6. Then Rolex continued inventing
The Datejust debuted in 1945 as the first automatic wristwatch with a date window. Then, in 1948, Rolex’s signature cyclops lens was introduced to magnify the date, so it would be easier to read. For the divers, Rolex created the Submariner in 1953, which was the first divers’ watch that was waterproof up to 100 meters. This watch also featured a rotating bezel that allowed divers to measure their time underwater, crucial for knowing their remaining oxygen. For the pilots and other travelers, Rolex unveiled the GMT-Master in 1955. Named after Greenwich Mean Time, this watch had a two-tone 24-hour rotating bezel that distinguished daytime hours from nighttime hours. Jumping forward to 2005, Rolex invented the blue parachrom hairspring which made the watch’s movement 10 times more resistant to shocks while remaining unaffected by magnetic fields. In 2012, Rolex took another deep dive into the Mariana Trench with filmmaker James Cameron. Rolex created the Oyster Perpetual Rolex Deepsea Challenge, which was waterproof up to a remarkable 12,000 meters, setting the recording for the deepest diving watch. During Cameron’s solo dive, he reached a depth of 10,908 meters and the Rolex successfully withstood 1,245 tons of pressure.
7. Celebrities love Rolex
Every serious watch collector owns a Rolex. And celebrities are no exception.

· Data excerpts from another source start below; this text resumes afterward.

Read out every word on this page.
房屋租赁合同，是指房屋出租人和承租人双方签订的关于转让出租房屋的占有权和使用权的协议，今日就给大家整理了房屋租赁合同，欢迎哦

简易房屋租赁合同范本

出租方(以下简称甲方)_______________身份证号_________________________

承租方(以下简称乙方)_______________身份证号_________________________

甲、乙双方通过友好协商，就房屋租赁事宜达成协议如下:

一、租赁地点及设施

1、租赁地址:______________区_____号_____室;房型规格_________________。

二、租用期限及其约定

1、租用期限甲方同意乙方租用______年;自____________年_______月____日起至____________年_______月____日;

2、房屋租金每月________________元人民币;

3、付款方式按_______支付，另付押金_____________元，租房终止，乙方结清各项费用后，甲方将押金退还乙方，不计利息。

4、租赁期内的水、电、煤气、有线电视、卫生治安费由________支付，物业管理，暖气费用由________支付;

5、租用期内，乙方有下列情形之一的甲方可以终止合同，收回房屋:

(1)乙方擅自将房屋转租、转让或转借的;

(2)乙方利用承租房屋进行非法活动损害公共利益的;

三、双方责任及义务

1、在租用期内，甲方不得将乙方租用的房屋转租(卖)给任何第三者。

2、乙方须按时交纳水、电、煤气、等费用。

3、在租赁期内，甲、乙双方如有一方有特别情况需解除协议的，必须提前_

Well-known Rolex wearers—who sometimes have little else in common—include Bono, David Beckham, Justin Theroux, Rihanna, Drake, Justin Bieber, The Weeknd, Ed Sheeran, Bruno Mars, Jay-Z, and Bruce Springsteen.
8. Athletes love Rolex
What better way to build a reputation for high performance than by putting your watch on high-performance athletes? In 1927, Rolex promoted its Oyster watch by putting it on Mercedes Gleitze, who wore it during her 10+ hour swim of the English Channel. Likewise, a Rolex was on the wrist of Edmund Hillary when he conquered Mount Everest in 1953. Today, its brand ambassadors include sporting legends Roger Federer, Bjorn Borg, Chris Evert, Rod Laver, Tiger Woods, Jack Nicklaus, Gary Player, Sir Jackie Stewart, Tom Kristensen, Lindsey Vonn, and Ed Veisturs.
9. Rolex holds its value
Everyone has heard that Paul Newman’s Cosmograph Daytona brought a gavel price of $17 million when it came up for auction a few years ago. But even a vintage Rolex without a celebrity provenance tends to keep its value better than other brands—especially if it’s a limited edition, a reference that has been discontinued, or anything that’s otherwise difficult to get. For example, because Daytonas can be hard to find, they tend to bring higher prices.
10. A Rolex lasts . . . and lasts
Variations in altitude, temperature, and humidity that would spell the end of other luxury timepieces don’t seem to do anything to a Rolex. Edmund Hillary, the first man to summit Everest, got to the top with a Rolex Oyster Perpetual on his wrist. Decades later, in 1994, high altitude mountaineer Ed Viesturs received a Rolex Explorer II after summiting three of the world’s 8,000-meter peaks—Everest included—and went on to wear it as he conquered the rest. He’s still wearing it today.